Agentic Retrieval-Augmented Generation for Reliable Multi-Step Knowledge-Intensive Question Answering

Leon Alvarez; Haoyu Yuan

Authors

Leon Alvarez Department of Computer Science, University of North Texas, Denton, TX, USA.
Haoyu Yuan Department of Computer Science, University of Central Florida, Orlando, FL, USA.

Keywords:

Agentic RAG, multi-step question answering, knowledge-intensive tasks, system architecture, governance, robustness, sustainability

Abstract

The emergence of retrieval-augmented generation has substantially improved the factual grounding of large language models, yet standard RAG pipelines face critical limitations when confronted with multi-step, knowledge-intensive questions that require iterative reasoning, dynamic information seeking, and synthesis across heterogeneous sources. This paper introduces the concept of agentic retrieval-augmented generation, an architectural paradigm in which the language model is endowed with autonomous planning, tool use, memory, and self-correction capabilities, thereby transforming the retrieval-generation loop into a goal-directed agentic process. We examine the system-level design choices that underpin reliable agentic RAG, including modular orchestration versus emergent agent behavior, the role of state management and external knowledge bases, and the trade-offs between latency, accuracy, and computational cost. A central contribution is the analysis of governance and infrastructure requirements for deploying such systems in high-stakes domains, covering aspects of fairness, bias propagation, transparency, and regulatory compliance. We further discuss robustness mechanisms against error accumulation and hallucination, and evaluate the sustainability implications of repeated retrieval and generation cycles. Through cross-domain illustrations from healthcare, legal reasoning, and scientific research, we demonstrate that agentic RAG can offer superior reliability for complex question answering, provided that architectural decisions are carefully aligned with operational constraints. The paper concludes with a forward-looking perspective on the need for standardized evaluation benchmarks, interoperable agent frameworks, and policy guidelines that balance innovation with accountability. By framing agentic RAG as a socio-technical infrastructure, we highlight the interplay between algorithmic design and the broader ecosystems in which these systems are embedded.

References

1. Lewis, P., Perez, E., Piktus, A., Petroni, F., Karpukhin, V., Goyal, N., Küttler, H., Lewis, M., Yih, W.-t., Rocktäschel, T., Riedel, S., & Kiela, D. (2020). Retrieval-Augmented Generation for Knowledge-Intensive NLP Tasks. Advances in Neural Information Processing Systems, 33, 9459–9474.

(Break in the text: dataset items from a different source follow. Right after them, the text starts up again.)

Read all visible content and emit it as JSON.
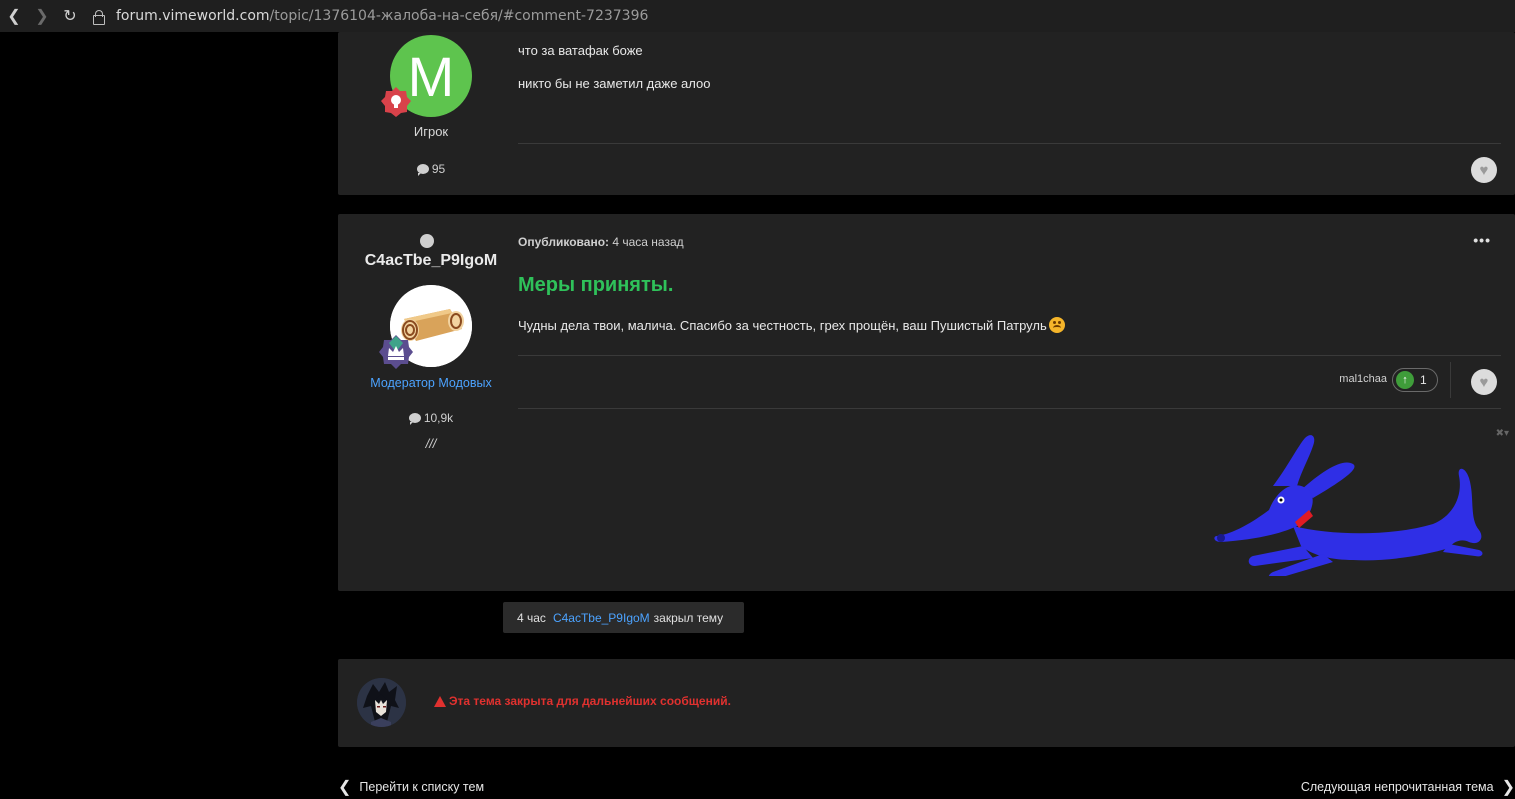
{
  "browser": {
    "back_icon": "chevron-left-icon",
    "forward_icon": "chevron-right-icon",
    "reload_icon": "reload-icon",
    "url_host": "forum.vimeworld.com",
    "url_path": "/topic/1376104-жалоба-на-себя/#comment-7237396"
  },
  "post1": {
    "avatar_letter": "M",
    "avatar_color": "#5ec44e",
    "rank": "Игрок",
    "post_count": "95",
    "lines": [
      "что за ватафак боже",
      "никто бы не заметил даже алоо"
    ]
  },
  "post2": {
    "username": "C4acTbe_P9IgoM",
    "group": "Модератор Модовых",
    "post_count": "10,9k",
    "signature": "///",
    "meta_label": "Опубликовано:",
    "meta_time": "4 часа назад",
    "heading": "Меры приняты.",
    "body": "Чудны дела твои, малича. Спасибо за честность, грех прощён, ваш Пушистый Патруль",
    "reaction_user": "mal1chaa",
    "reaction_count": "1",
    "heading_color": "#2fc15a"
  },
  "event": {
    "time": "4 час",
    "user": "C4acTbe_P9IgoM",
    "action": "закрыл тему"
  },
  "closed": {
    "message": "Эта тема закрыта для дальнейших сообщений."
  },
  "bottom_nav": {
    "prev": "Перейти к списку тем",
    "next": "Следующая непрочитанная тема"
  }
}
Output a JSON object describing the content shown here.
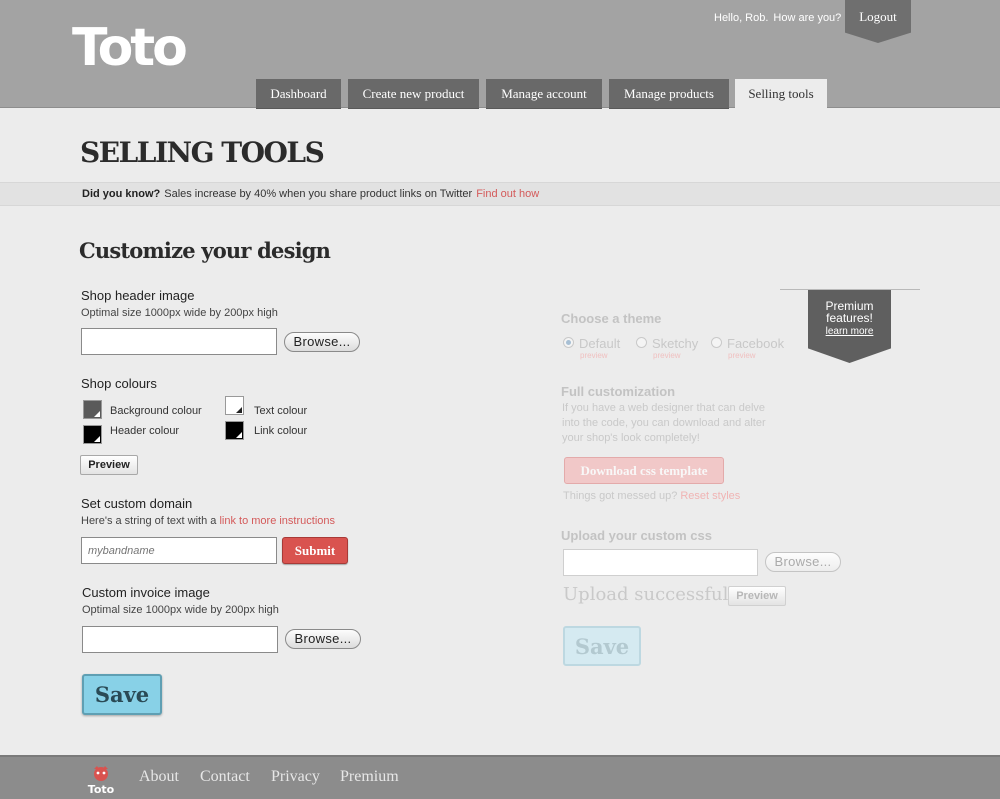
{
  "brand": {
    "logo_text": "Toto"
  },
  "header": {
    "greeting": "Hello, Rob.",
    "question": "How are you?",
    "logout_label": "Logout",
    "tabs": [
      {
        "label": "Dashboard",
        "active": false
      },
      {
        "label": "Create new product",
        "active": false
      },
      {
        "label": "Manage account",
        "active": false
      },
      {
        "label": "Manage products",
        "active": false
      },
      {
        "label": "Selling tools",
        "active": true
      }
    ]
  },
  "page": {
    "title": "SELLING TOOLS",
    "tip": {
      "prefix": "Did you know?",
      "text": "Sales increase by 40% when you share product links on Twitter",
      "link": "Find out how"
    }
  },
  "customize": {
    "title": "Customize your design",
    "header_image": {
      "label": "Shop header image",
      "hint": "Optimal size 1000px wide by 200px high",
      "value": "",
      "browse_label": "Browse..."
    },
    "colours": {
      "label": "Shop colours",
      "items": [
        {
          "label": "Background colour",
          "color": "#5a5a5a"
        },
        {
          "label": "Text colour",
          "color": "#ffffff"
        },
        {
          "label": "Header colour",
          "color": "#000000"
        },
        {
          "label": "Link colour",
          "color": "#000000"
        }
      ],
      "preview_label": "Preview"
    },
    "domain": {
      "label": "Set custom domain",
      "hint_prefix": "Here's a string of text with a",
      "hint_link": "link to more instructions",
      "placeholder": "mybandname",
      "submit_label": "Submit"
    },
    "invoice_image": {
      "label": "Custom invoice image",
      "hint": "Optimal size 1000px wide by 200px high",
      "value": "",
      "browse_label": "Browse..."
    },
    "save_label": "Save"
  },
  "premium": {
    "badge_title": "Premium features!",
    "badge_link": "learn more",
    "theme": {
      "label": "Choose a theme",
      "options": [
        {
          "label": "Default",
          "sub": "preview",
          "selected": true
        },
        {
          "label": "Sketchy",
          "sub": "preview",
          "selected": false
        },
        {
          "label": "Facebook",
          "sub": "preview",
          "selected": false
        }
      ]
    },
    "full": {
      "label": "Full customization",
      "desc": "If you have a web designer that can delve into the code, you can download and alter your shop's look completely!",
      "download_label": "Download css template",
      "note": "Things got messed up?",
      "reset_link": "Reset styles"
    },
    "upload": {
      "label": "Upload your custom css",
      "value": "",
      "browse_label": "Browse...",
      "status": "Upload successful!",
      "preview_label": "Preview"
    },
    "save_label": "Save"
  },
  "footer": {
    "logo_text": "Toto",
    "links": [
      "About",
      "Contact",
      "Privacy",
      "Premium"
    ]
  }
}
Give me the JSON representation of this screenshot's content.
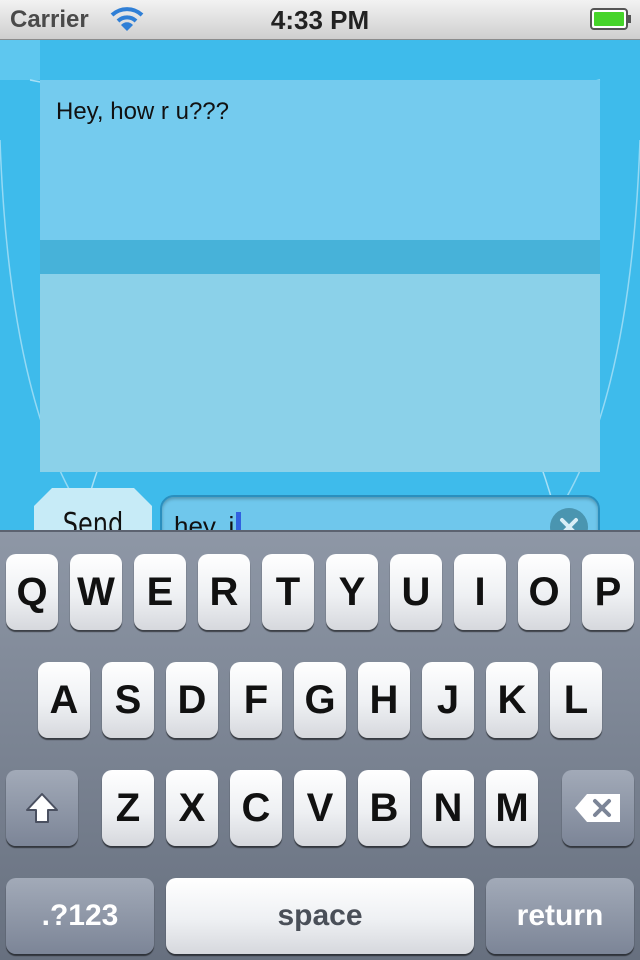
{
  "status_bar": {
    "carrier": "Carrier",
    "time": "4:33 PM"
  },
  "chat": {
    "received_message": "Hey, how r u???",
    "send_label": "Send",
    "input_value": "hey, i"
  },
  "keyboard": {
    "row1": [
      "Q",
      "W",
      "E",
      "R",
      "T",
      "Y",
      "U",
      "I",
      "O",
      "P"
    ],
    "row2": [
      "A",
      "S",
      "D",
      "F",
      "G",
      "H",
      "J",
      "K",
      "L"
    ],
    "row3": [
      "Z",
      "X",
      "C",
      "V",
      "B",
      "N",
      "M"
    ],
    "numbers_label": ".?123",
    "space_label": "space",
    "return_label": "return"
  },
  "colors": {
    "accent_blue": "#3ebbeb",
    "panel_blue": "#8bd1e9",
    "battery_green": "#46d42a"
  }
}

2. Karpukhin, V., Oğuz, B., Min, S., Lewis, P., Wu, L., Edunov, S., Chen, D., & Yih, W.-t. (2020). Dense Passage Retrieval for Open-Domain Question Answering. Proceedings of the 2020 Conference on Empirical Methods in Natural Language Processing, 6769–6781.

3. Wang, L., Ma, C., Feng, X., Zhang, Z., Yang, H., Zhang, J., Chen, Z., Tang, J., Chen, X., Lin, Y., Liu, Z., & Sun, M. (2024). A Survey on Large Language Model based Autonomous Agents. Frontiers of Computer Science, 18(6), 186345.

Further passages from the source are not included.